Marriage Equality Arrives In Scotland

CREDIT: Shutterstock/Frank Gaertner

It took ten additional months, but legal marriage equality has officially arrived in Scotland. The country’s parliament approved the law in February by a vote of 105-18, one of the strongest endorsements of marriage equality by any legislative body. Scotland joins its United Kingdom counterparts England and Wales, leaving Northern Ireland as the only part of the Kingdom that doesn’t recognize same-sex couples’ marriages.

Couples can now give their first notice of intention and begin holding ceremonies following the usual 15 day notice period on December 31. Those who are already in civil partnerships do not have to wait and can immediately convert to marriage for free, and those in marriages legal in foreign jurisdictions will now be recognized. One couple living in Australia converted their partnerships at the British Consulate as soon as the law came into effect Tuesday morning.
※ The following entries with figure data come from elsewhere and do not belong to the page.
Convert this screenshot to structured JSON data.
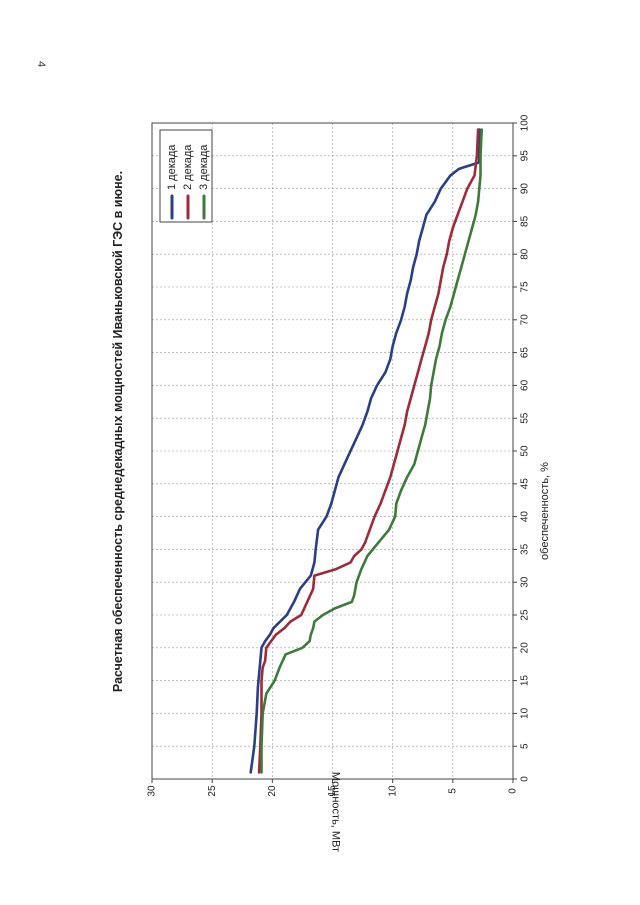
{
  "page": {
    "number": "4"
  },
  "chart_data": {
    "type": "line",
    "orientation": "rotated-90-ccw",
    "title": "Расчетная обеспеченность среднедекадных мощностей Иваньковской ГЭС в июне.",
    "xlabel": "обеспеченность, %",
    "ylabel": "Мощность, МВт",
    "xlim": [
      0,
      100
    ],
    "ylim": [
      0,
      30
    ],
    "x_ticks": [
      0,
      5,
      10,
      15,
      20,
      25,
      30,
      35,
      40,
      45,
      50,
      55,
      60,
      65,
      70,
      75,
      80,
      85,
      90,
      95,
      100
    ],
    "y_ticks": [
      0,
      5,
      10,
      15,
      20,
      25,
      30
    ],
    "grid": true,
    "legend_position": "top-right",
    "series": [
      {
        "name": "1 декада",
        "color": "#2a3f86",
        "x": [
          1,
          5,
          10,
          14,
          18,
          20,
          21,
          22,
          23,
          25,
          27,
          29,
          31,
          33,
          35,
          38,
          40,
          42,
          44,
          46,
          48,
          50,
          52,
          54,
          56,
          58,
          60,
          62,
          64,
          66,
          68,
          70,
          72,
          74,
          76,
          78,
          80,
          82,
          84,
          86,
          88,
          90,
          92,
          93,
          94,
          99
        ],
        "y": [
          21.8,
          21.5,
          21.3,
          21.2,
          21.0,
          20.9,
          20.6,
          20.2,
          19.9,
          18.8,
          18.2,
          17.7,
          16.8,
          16.5,
          16.4,
          16.2,
          15.5,
          15.1,
          14.8,
          14.5,
          14.0,
          13.5,
          13.0,
          12.5,
          12.1,
          11.8,
          11.3,
          10.6,
          10.2,
          10.0,
          9.7,
          9.3,
          9.0,
          8.8,
          8.5,
          8.3,
          8.0,
          7.8,
          7.5,
          7.2,
          6.5,
          6.0,
          5.2,
          4.5,
          2.8,
          2.8
        ]
      },
      {
        "name": "2 декада",
        "color": "#9e2a3a",
        "x": [
          1,
          5,
          10,
          15,
          17,
          18,
          20,
          21,
          22,
          23,
          24,
          25,
          27,
          29,
          31,
          32,
          33,
          34,
          35,
          36,
          38,
          40,
          42,
          44,
          46,
          48,
          50,
          52,
          54,
          56,
          58,
          60,
          62,
          64,
          66,
          68,
          70,
          72,
          74,
          76,
          78,
          80,
          82,
          84,
          86,
          88,
          90,
          92,
          95,
          99
        ],
        "y": [
          21.1,
          21.0,
          20.9,
          20.9,
          20.8,
          20.6,
          20.5,
          20.1,
          19.7,
          19.0,
          18.5,
          17.6,
          17.1,
          16.6,
          16.5,
          14.7,
          13.5,
          13.2,
          12.6,
          12.3,
          11.9,
          11.5,
          11.0,
          10.6,
          10.2,
          9.9,
          9.6,
          9.3,
          9.0,
          8.8,
          8.5,
          8.2,
          7.9,
          7.6,
          7.3,
          7.0,
          6.8,
          6.5,
          6.2,
          6.0,
          5.8,
          5.5,
          5.3,
          5.0,
          4.6,
          4.2,
          3.8,
          3.2,
          3.0,
          2.9
        ]
      },
      {
        "name": "3 декада",
        "color": "#3f7a3a",
        "x": [
          1,
          5,
          10,
          13,
          15,
          17,
          19,
          20,
          21,
          22,
          23,
          24,
          25,
          26,
          27,
          28,
          30,
          32,
          34,
          36,
          38,
          40,
          42,
          44,
          46,
          48,
          50,
          52,
          54,
          56,
          58,
          60,
          62,
          64,
          66,
          68,
          70,
          72,
          74,
          76,
          78,
          80,
          82,
          84,
          86,
          88,
          90,
          92,
          95,
          99
        ],
        "y": [
          20.9,
          20.9,
          20.8,
          20.5,
          19.8,
          19.4,
          18.9,
          17.5,
          16.9,
          16.8,
          16.6,
          16.5,
          15.8,
          14.8,
          13.4,
          13.2,
          13.0,
          12.6,
          12.1,
          11.2,
          10.3,
          9.8,
          9.7,
          9.3,
          8.8,
          8.2,
          7.9,
          7.6,
          7.3,
          7.1,
          6.9,
          6.8,
          6.6,
          6.4,
          6.1,
          5.9,
          5.6,
          5.2,
          4.9,
          4.6,
          4.3,
          4.0,
          3.7,
          3.4,
          3.1,
          2.9,
          2.8,
          2.7,
          2.7,
          2.6
        ]
      }
    ]
  }
}
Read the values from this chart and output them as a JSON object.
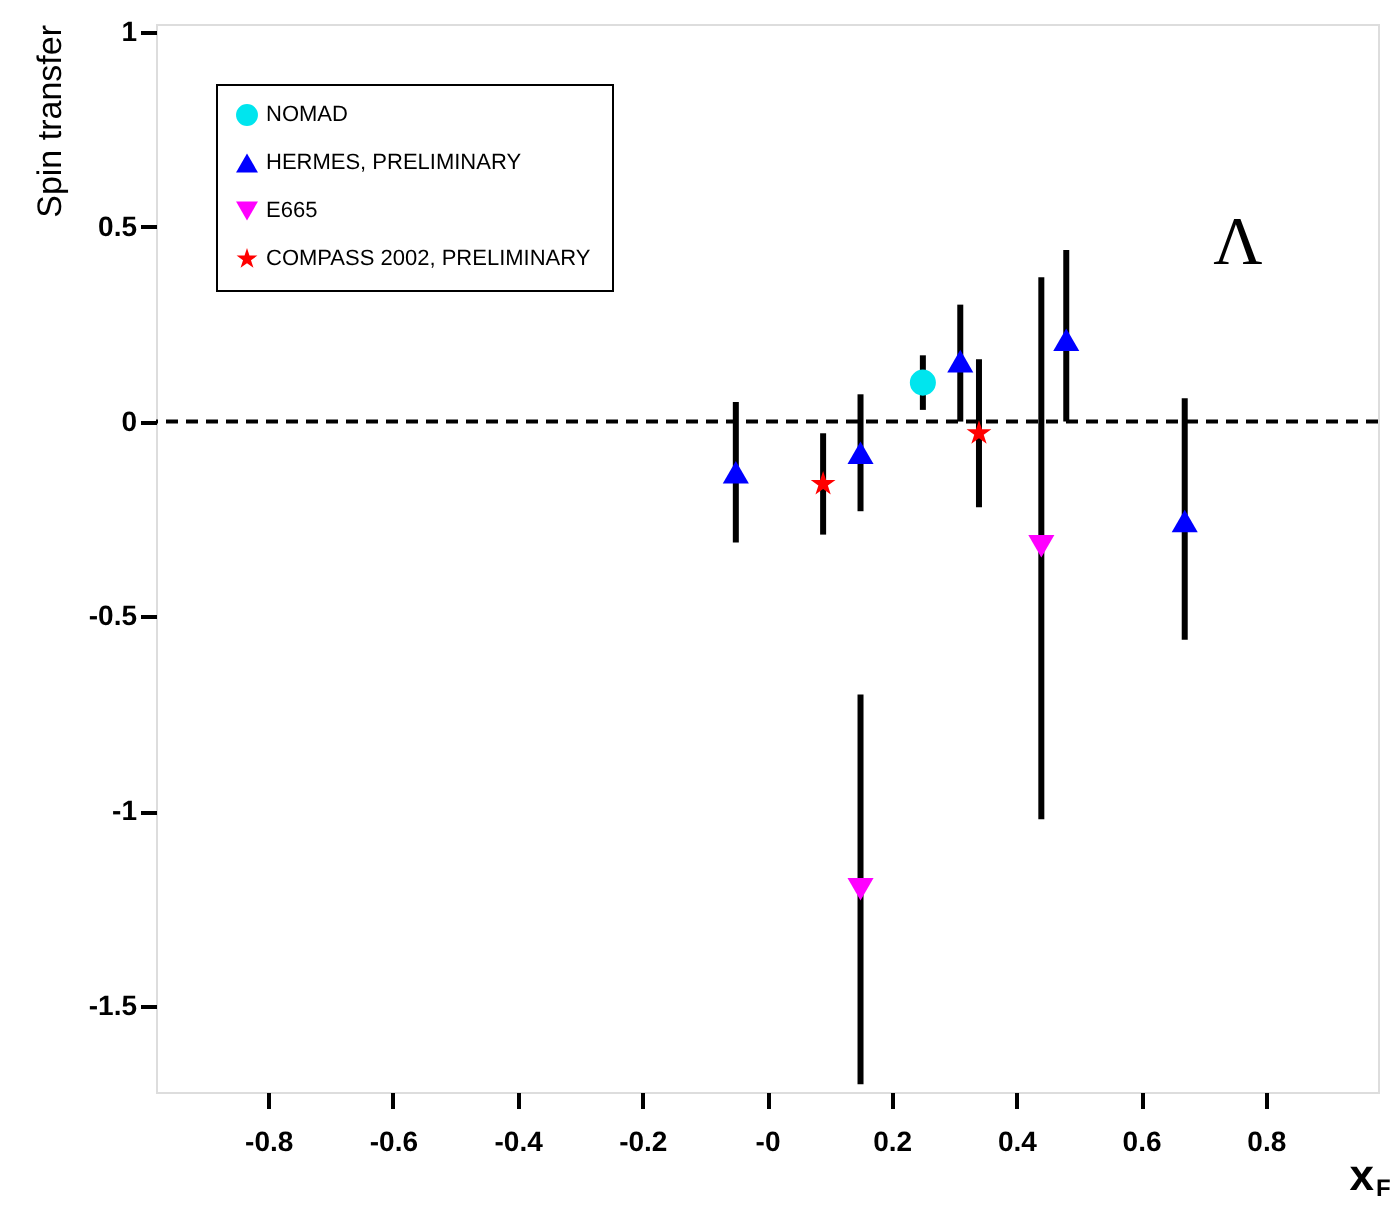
{
  "chart_data": {
    "type": "scatter",
    "xlabel": "x$_{F}$",
    "ylabel": "Spin transfer",
    "xlim": [
      -0.98,
      0.98
    ],
    "ylim": [
      -1.72,
      1.02
    ],
    "xticks": [
      -0.8,
      -0.6,
      -0.4,
      -0.2,
      {
        "value": 0,
        "label": "-0"
      },
      0.2,
      0.4,
      0.6,
      0.8
    ],
    "yticks": [
      -1.5,
      -1,
      -0.5,
      0,
      0.5,
      1
    ],
    "grid": false,
    "legend": "top left",
    "ref_lines": [
      {
        "axis": "y",
        "value": 0,
        "line_style": "dashed",
        "color": "#000000"
      }
    ],
    "annotations": [
      "Λ"
    ],
    "series": [
      {
        "name": "NOMAD",
        "color": "#00e5ee",
        "marker": "circle",
        "x": [
          0.25
        ],
        "values": [
          0.1
        ],
        "errors": [
          [
            0.03,
            0.17
          ]
        ]
      },
      {
        "name": "HERMES, PRELIMINARY",
        "color": "#0000ff",
        "marker": "triangle",
        "x": [
          -0.05,
          0.15,
          0.31,
          0.48,
          0.67
        ],
        "values": [
          -0.13,
          -0.08,
          0.155,
          0.21,
          -0.255
        ],
        "errors": [
          [
            -0.31,
            0.05
          ],
          [
            -0.23,
            0.07
          ],
          [
            0.0,
            0.3
          ],
          [
            0.0,
            0.44
          ],
          [
            -0.56,
            0.06
          ]
        ]
      },
      {
        "name": "E665",
        "color": "#ff00ff",
        "marker": "triangle-down",
        "x": [
          0.15,
          0.44
        ],
        "values": [
          -1.2,
          -0.32
        ],
        "errors": [
          [
            -1.7,
            -0.7
          ],
          [
            -1.02,
            0.37
          ]
        ]
      },
      {
        "name": "COMPASS 2002, PRELIMINARY",
        "color": "#ff0000",
        "marker": "star",
        "x": [
          0.09,
          0.34
        ],
        "values": [
          -0.16,
          -0.03
        ],
        "errors": [
          [
            -0.29,
            -0.03
          ],
          [
            -0.22,
            0.16
          ]
        ]
      }
    ]
  }
}
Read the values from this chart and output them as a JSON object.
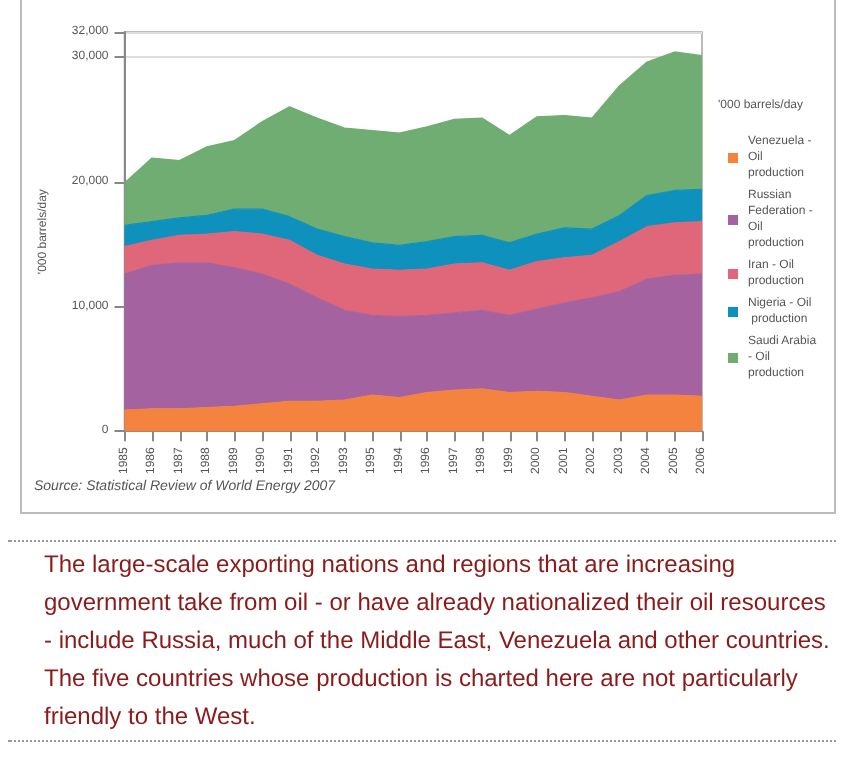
{
  "chart_data": {
    "type": "area",
    "stacked": true,
    "ylabel": "'000 barrels/day",
    "legend_title": "'000 barrels/day",
    "categories": [
      "1985",
      "1986",
      "1987",
      "1988",
      "1989",
      "1990",
      "1991",
      "1992",
      "1993",
      "1995",
      "1994",
      "1996",
      "1997",
      "1998",
      "1999",
      "2000",
      "2001",
      "2002",
      "2003",
      "2004",
      "2005",
      "2006"
    ],
    "series": [
      {
        "name": "Venezuela - Oil production",
        "color": "#f4833f",
        "values": [
          1700,
          1800,
          1800,
          1900,
          2000,
          2200,
          2400,
          2400,
          2500,
          2900,
          2700,
          3100,
          3300,
          3400,
          3100,
          3200,
          3100,
          2800,
          2500,
          2900,
          2900,
          2800
        ]
      },
      {
        "name": "Russian Federation - Oil production",
        "color": "#a463a0",
        "values": [
          10900,
          11500,
          11700,
          11600,
          11100,
          10400,
          9400,
          8300,
          7200,
          6400,
          6500,
          6200,
          6200,
          6300,
          6200,
          6600,
          7200,
          7900,
          8700,
          9300,
          9600,
          9800
        ]
      },
      {
        "name": "Iran - Oil production",
        "color": "#e0667a",
        "values": [
          2200,
          2000,
          2200,
          2300,
          2900,
          3200,
          3500,
          3400,
          3700,
          3700,
          3700,
          3700,
          3900,
          3800,
          3600,
          3800,
          3600,
          3400,
          4000,
          4200,
          4200,
          4200
        ]
      },
      {
        "name": "Nigeria - Oil production",
        "color": "#0e92bd",
        "values": [
          1700,
          1500,
          1400,
          1500,
          1800,
          2000,
          1900,
          2100,
          2200,
          2100,
          2000,
          2200,
          2200,
          2200,
          2200,
          2200,
          2400,
          2100,
          2100,
          2500,
          2600,
          2600
        ]
      },
      {
        "name": "Saudi Arabia - Oil production",
        "color": "#6fad72",
        "values": [
          3400,
          5100,
          4600,
          5500,
          5500,
          7000,
          8800,
          8900,
          8700,
          9000,
          9000,
          9200,
          9400,
          9400,
          8600,
          9400,
          9000,
          8900,
          10400,
          10700,
          11100,
          10700
        ]
      }
    ],
    "ylim": [
      0,
      32000
    ],
    "yticks": [
      0,
      {
        "value": 10000,
        "label": "10,000"
      },
      {
        "value": 20000,
        "label": "20,000"
      },
      {
        "value": 30000,
        "label": "30,000"
      },
      {
        "value": 32000,
        "label": "32,000"
      }
    ],
    "grid": "y",
    "legend": "right",
    "marker": "none",
    "annotations": [
      "Source: Statistical Review of World Energy 2007",
      "The large-scale exporting nations and regions that are increasing government take from oil - or have already nationalized their oil resources - include Russia, much of the Middle East, Venezuela and other countries. The five countries whose production is charted here are not particularly friendly to the West."
    ]
  }
}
Scotland’s law also includes unique protections for transgender people. Before it took effect, transgender people were forced to divorce before they were allowed to legally transition their gender. A spouse could thus block their partner’s decision to transition. Transgender people will no longer face this awkward complication, and genderqueer people can enjoy gender-neutral language in their ceremony and on forms.

Finland became the most recent country to approve marriage equality earlier this month. On Friday, the Finnish Parliament approved the marriage equality bill on second reading by a vote of 101-90.